The Longitudinal Superdiffusive Motion of Block Copolymer in a Tight Nanopore.

Abstract

The structure and dynamic properties of polymer chains in a confined environment were studied by means of the Monte Carlo method. The studied chains were represented by coarse-grained models and embedded into a simple 3D cubic lattice. The chains stood for two-block linear copolymers of different energy of bead–bead interactions. Their behavior was studied in a nanotube formed by four impenetrable surfaces. The long-time unidirectional motion of the chain in the tight nanopore was found to be correlated with the orientation of both parts of the copolymer along the length of the nanopore. A possible mechanism of the anomalous diffusion was proposed on the basis of thermodynamics of the system, more precisely on the free energy barrier of the swapping of positions of both parts of the chain and the impulse of temporary forces induced by variation of the chain conformation.

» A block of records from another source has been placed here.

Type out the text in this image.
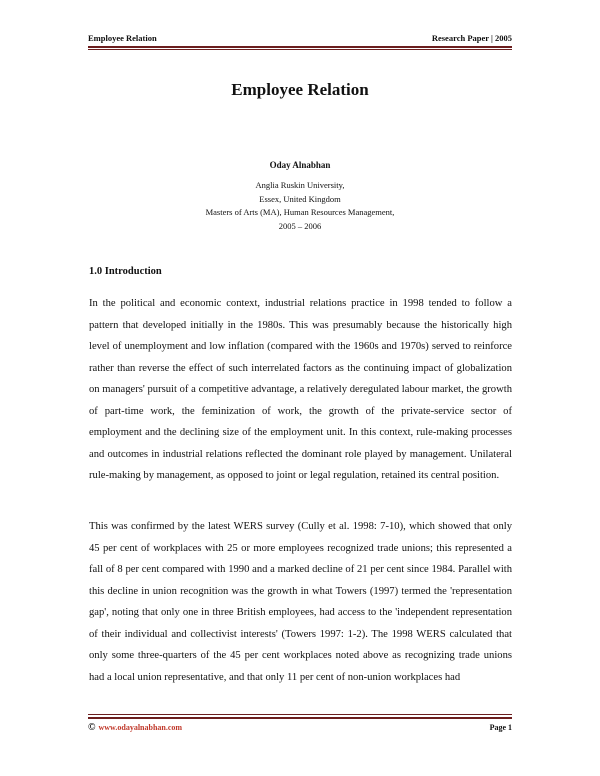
Employee Relation	Research Paper | 2005
Employee Relation
Oday Alnabhan
Anglia Ruskin University,
Essex, United Kingdom
Masters of Arts (MA), Human Resources Management,
2005 – 2006
1.0 Introduction

In the political and economic context, industrial relations practice in 1998 tended to follow a pattern that developed initially in the 1980s. This was presumably because the historically high level of unemployment and low inflation (compared with the 1960s and 1970s) served to reinforce rather than reverse the effect of such interrelated factors as the continuing impact of globalization on managers' pursuit of a competitive advantage, a relatively deregulated labour market, the growth of part-time work, the feminization of work, the growth of the private-service sector of employment and the declining size of the employment unit. In this context, rule-making processes and outcomes in industrial relations reflected the dominant role played by management. Unilateral rule-making by management, as opposed to joint or legal regulation, retained its central position.

This was confirmed by the latest WERS survey (Cully et al. 1998: 7-10), which showed that only 45 per cent of workplaces with 25 or more employees recognized trade unions; this represented a fall of 8 per cent compared with 1990 and a marked decline of 21 per cent since 1984. Parallel with this decline in union recognition was the growth in what Towers (1997) termed the 'representation gap', noting that only one in three British employees, had access to the 'independent representation of their individual and collectivist interests' (Towers 1997: 1-2). The 1998 WERS calculated that only some three-quarters of the 45 per cent workplaces noted above as recognizing trade unions had a local union representative, and that only 11 per cent of non-union workplaces had

© www.odayalnabhan.com	Page 1
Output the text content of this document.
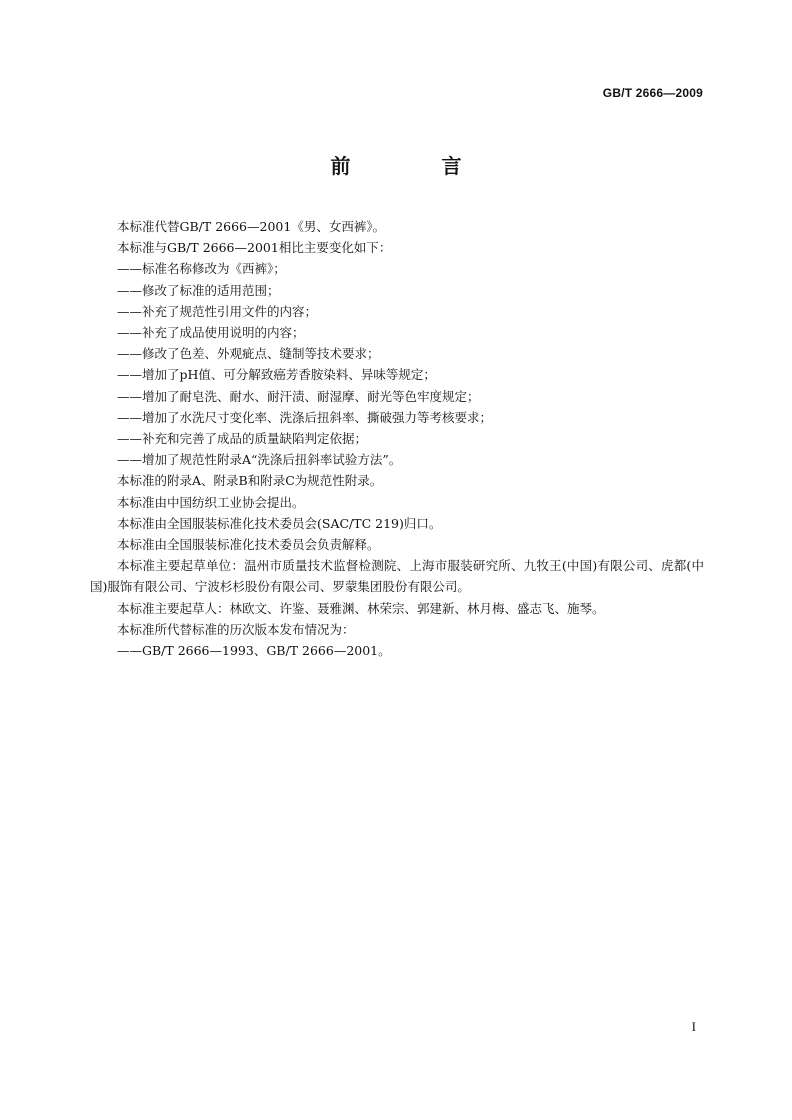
GB/T 2666—2009
前 言

本标准代替GB/T 2666—2001《男、女西裤》。

本标准与GB/T 2666—2001相比主要变化如下：

——标准名称修改为《西裤》；

——修改了标准的适用范围；

——补充了规范性引用文件的内容；

——补充了成品使用说明的内容；

——修改了色差、外观疵点、缝制等技术要求；

——增加了pH值、可分解致癌芳香胺染料、异味等规定；

——增加了耐皂洗、耐水、耐汗渍、耐湿摩、耐光等色牢度规定；

——增加了水洗尺寸变化率、洗涤后扭斜率、撕破强力等考核要求；

——补充和完善了成品的质量缺陷判定依据；

——增加了规范性附录A“洗涤后扭斜率试验方法”。

本标准的附录A、附录B和附录C为规范性附录。

本标准由中国纺织工业协会提出。

本标准由全国服装标准化技术委员会(SAC/TC 219)归口。

本标准由全国服装标准化技术委员会负责解释。

本标准主要起草单位：温州市质量技术监督检测院、上海市服装研究所、九牧王(中国)有限公司、虎都(中国)服饰有限公司、宁波杉杉股份有限公司、罗蒙集团股份有限公司。

本标准主要起草人：林欧文、许鉴、聂雅渊、林荣宗、郭建新、林月梅、盛志飞、施琴。

本标准所代替标准的历次版本发布情况为：

——GB/T 2666—1993、GB/T 2666—2001。

I
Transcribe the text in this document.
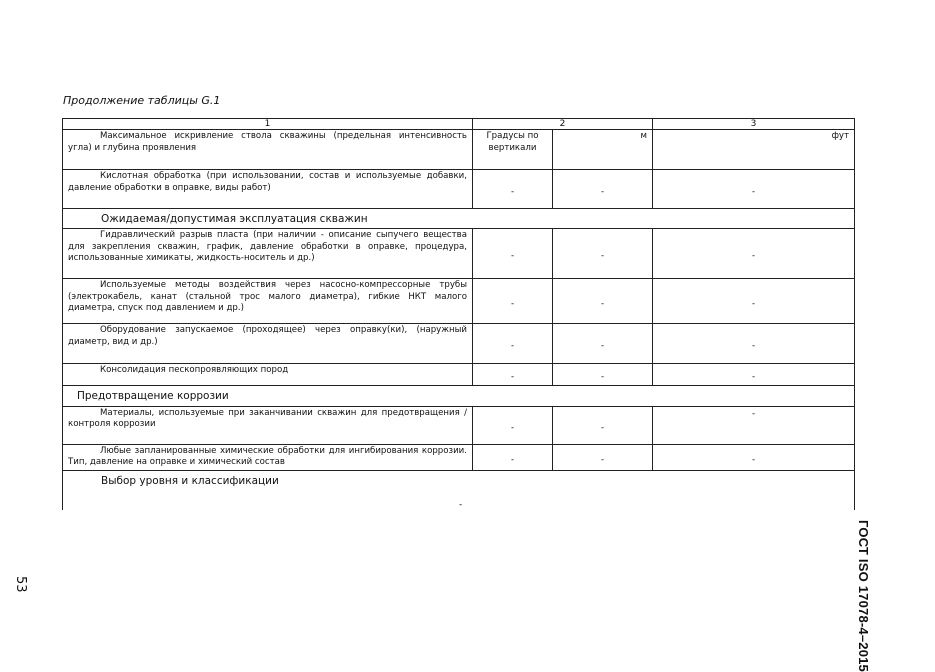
Продолжение таблицы G.1
1	2		3
Максимальное искривление ствола скважины (предельная интенсивность угла) и глубина проявления	Градусы по вертикали	м	фут
Кислотная обработка (при использовании, состав и используемые добавки, давление обработки в оправке, виды работ)	-	-	-
Ожидаемая/допустимая эксплуатация скважин			
Гидравлический разрыв пласта (при наличии - описание сыпучего вещества для закрепления скважин, график, давление обработки в оправке, процедура, использованные химикаты, жидкость-носитель и др.)	-	-	-
Используемые методы воздействия через насосно-компрессорные трубы (электрокабель, канат (стальной трос малого диаметра), гибкие НКТ малого диаметра, спуск под давлением и др.)	-	-	-
Оборудование запускаемое (проходящее) через оправку(ки), (наружный диаметр, вид и др.)	-	-	-
Консолидация пескопроявляющих пород	-	-	-
Предотвращение коррозии			
Материалы, используемые при заканчивании скважин для предотвращения /контроля коррозии	-	-	-
Любые запланированные химические обработки для ингибирования коррозии. Тип, давление на оправке и химический состав	-	-	-
Выбор уровня и классификации			
-
ГОСТ ISO 17078-4–2015
53
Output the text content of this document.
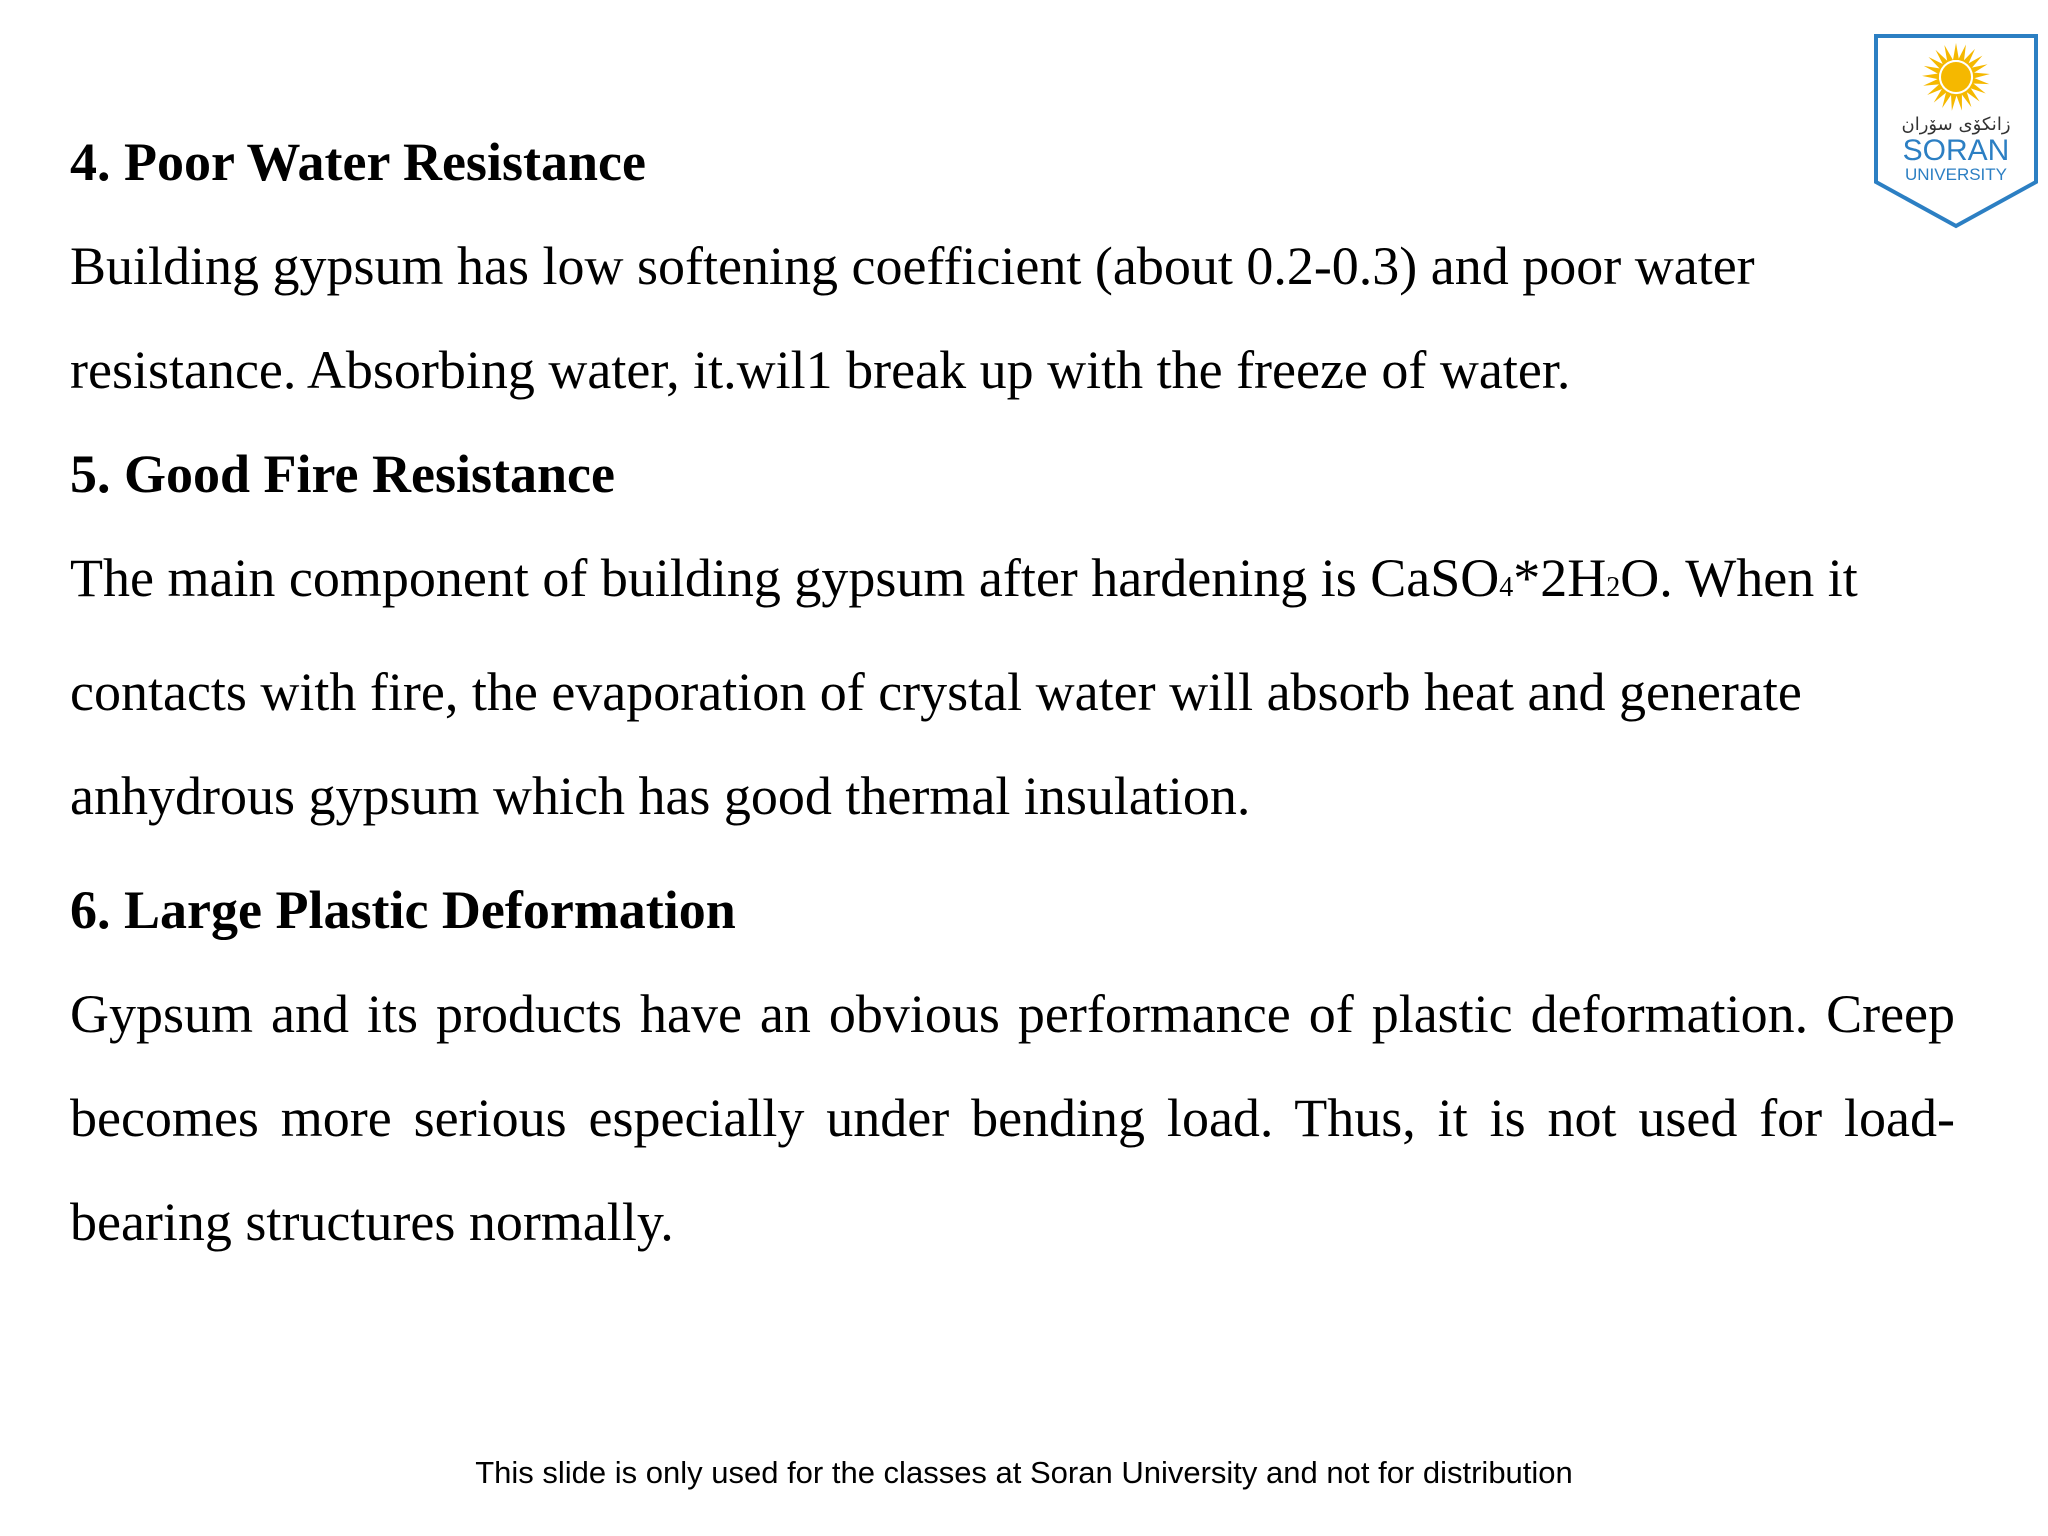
زانكۆی سۆران
SORAN
UNIVERSITY

4. Poor Water Resistance

Building gypsum has low softening coefficient (about 0.2-0.3) and poor water resistance. Absorbing water, it.wil1 break up with the freeze of water.

5. Good Fire Resistance

The main component of building gypsum after hardening is CaSO4*2H2O. When it contacts with fire, the evaporation of crystal water will absorb heat and generate anhydrous gypsum which has good thermal insulation.

6. Large Plastic Deformation

Gypsum and its products have an obvious performance of plastic deformation. Creep becomes more serious especially under bending load. Thus, it is not used for load-bearing structures normally.

This slide is only used for the classes at Soran University and not for distribution
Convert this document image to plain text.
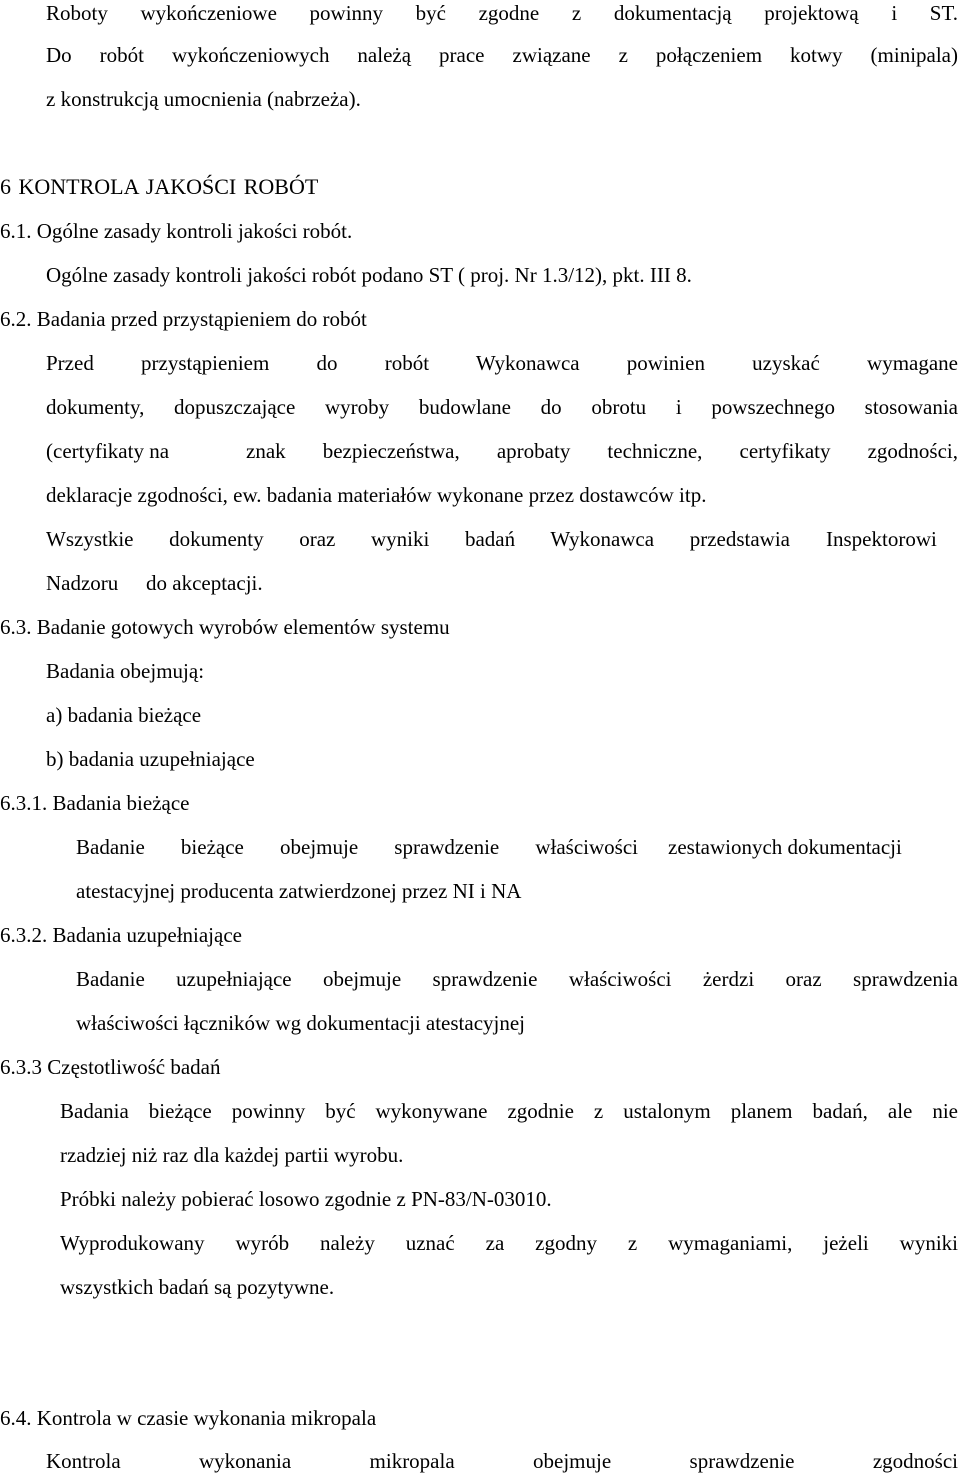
Roboty wykończeniowe powinny być zgodne z dokumentacją projektową i ST.

Do robót wykończeniowych należą prace związane z połączeniem kotwy (minipala)

z konstrukcją umocnienia (nabrzeża).

6 KONTROLA JAKOŚCI ROBÓT

6.1. Ogólne zasady kontroli jakości robót.

Ogólne zasady kontroli jakości robót podano ST ( proj. Nr 1.3/12), pkt. III 8.

6.2. Badania przed przystąpieniem do robót

Przed przystąpieniem do robót Wykonawca powinien uzyskać wymagane

dokumenty, dopuszczające wyroby budowlane do obrotu i powszechnego stosowania

(certyfikaty na	znak bezpieczeństwa, aprobaty techniczne, certyfikaty zgodności,

deklaracje zgodności, ew. badania materiałów wykonane przez dostawców itp.

Wszystkie dokumenty oraz wyniki badań Wykonawca przedstawia Inspektorowi

Nadzoru do akceptacji.

6.3. Badanie gotowych wyrobów elementów systemu

Badania obejmują:

a) badania bieżące

b) badania uzupełniające

6.3.1. Badania bieżące

Badanie bieżące obejmuje sprawdzenie właściwości zestawionych dokumentacji

atestacyjnej producenta zatwierdzonej przez NI i NA

6.3.2. Badania uzupełniające

Badanie uzupełniające obejmuje sprawdzenie właściwości żerdzi oraz sprawdzenia

właściwości łączników wg dokumentacji atestacyjnej

6.3.3 Częstotliwość badań

Badania bieżące powinny być wykonywane zgodnie z ustalonym planem badań, ale nie

rzadziej niż raz dla każdej partii wyrobu.

Próbki należy pobierać losowo zgodnie z PN-83/N-03010.

Wyprodukowany wyrób należy uznać za zgodny z wymaganiami, jeżeli wyniki

wszystkich badań są pozytywne.

6.4. Kontrola w czasie wykonania mikropala

Kontrola wykonania mikropala obejmuje sprawdzenie zgodności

The mean bead and the mass center autocorrelation functions were examined. While the former function behaves classically, the latter indicates the period of time of superdiffusive motion similar to the ballistic motion with the autocorrelation function scaling with the exponent t5/3. A distribution of periods of time of chain diffusion between swapping events was found and discussed. The influence of the nanotube width and the chain length on the polymer diffusivity was studied.